As a long time C programmer I initially found the reversed type and declaration syntax to be awkward, but after writing a few hundred lines it actually flows nicely. Rob Pike put together a great three day tutorial that you can access online or in the /go/doc directory. For more information on the syntax check out the day one slides. By far the most compelling feature of Go is the built in support for concurrency. As someone who has done lots of multi-threaded and multi-process development I believe the Go development team did a fantastic job at making it a fundamentally ingrained principle. To illustrate this feature I wrote a concurrent Pell Number generator below.

package pell

// Pell Numbers
// 0, 1, 2, 5, 12, 29, 70, 169, 408, 985, 2378
// P0 = 0, P1 = 1, PN = 2PN-1 + PN-2

// Day 3: Do not communicate by sharing memory.
// Instead, share memory by communicating.

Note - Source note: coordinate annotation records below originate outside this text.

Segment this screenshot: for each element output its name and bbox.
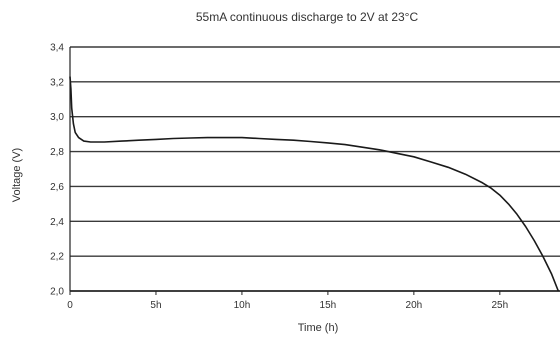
x-tick-label: 5h — [150, 300, 161, 311]
grid-lines — [70, 46, 560, 292]
x-tick-label: 25h — [491, 300, 508, 311]
x-tick-label: 20h — [406, 300, 423, 311]
chart-title: 55mA continuous discharge to 2V at 23°C — [196, 10, 419, 24]
y-axis-label: Voltage (V) — [11, 148, 23, 202]
series-layer — [69, 76, 560, 292]
tick-labels: 2,0 2,2 2,4 2,6 2,8 3,0 3,2 3,4 0 5h 10h 15h 20h 25h — [50, 43, 508, 312]
y-tick-label: 2,0 — [50, 287, 64, 298]
y-tick-label: 2,2 — [50, 252, 64, 263]
x-tick-label: 0 — [67, 300, 73, 311]
x-tick-label: 15h — [320, 300, 337, 311]
x-axis-label: Time (h) — [298, 322, 339, 334]
x-tick-label: 10h — [234, 300, 251, 311]
y-tick-label: 2,4 — [50, 217, 64, 228]
y-tick-label: 3,0 — [50, 112, 64, 123]
y-tick-label: 3,4 — [50, 43, 64, 54]
axes — [69, 47, 560, 295]
y-tick-label: 2,6 — [50, 182, 64, 193]
discharge-curve — [69, 76, 560, 292]
y-tick-label: 3,2 — [50, 77, 64, 88]
y-tick-label: 2,8 — [50, 147, 64, 158]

func Pell(ch chan<- uint64) {
	var fn_1, fn_2 uint64 = 1, 0
	ch <- 0
	ch <- 1
	for {
		fn_2, fn_1 = fn_1, ((2*fn_1) + fn_2)
		ch <- fn_1
	}
}

There is nothing special about the above Pell routine. Its parameter is a communication pipe (called a channel in Go) that guarantees synchronization because it is a blocking write. To start the thread you use the “go” keyword and read data from the same channel passed to the routine. Upon a read it unblocks the thread which then calculates the next number in the sequence.

package main

import ( "fmt"
	 "flag"
	 "pell"
)

func main() {
	c := make(chan uint64)
	var iterations *int = flag.Int("i", 10, "number of iterations to run")
	flag.Parse()

	go pell.Pell(c)
	for i:=0;i < *iterations; i++ {
		var num uint64 = <-c
		fmt.Println(num)
	}

}

From my perspective the one major red flag is the lack of support for object oriented design. Although the ability to add a method to a struct or any data type is very cool I don’t yet see how it can fully replace the concept of a class. I added a small miscellaneous Go repository on gitHub that anyone interested in some social coding can fork and modify at will.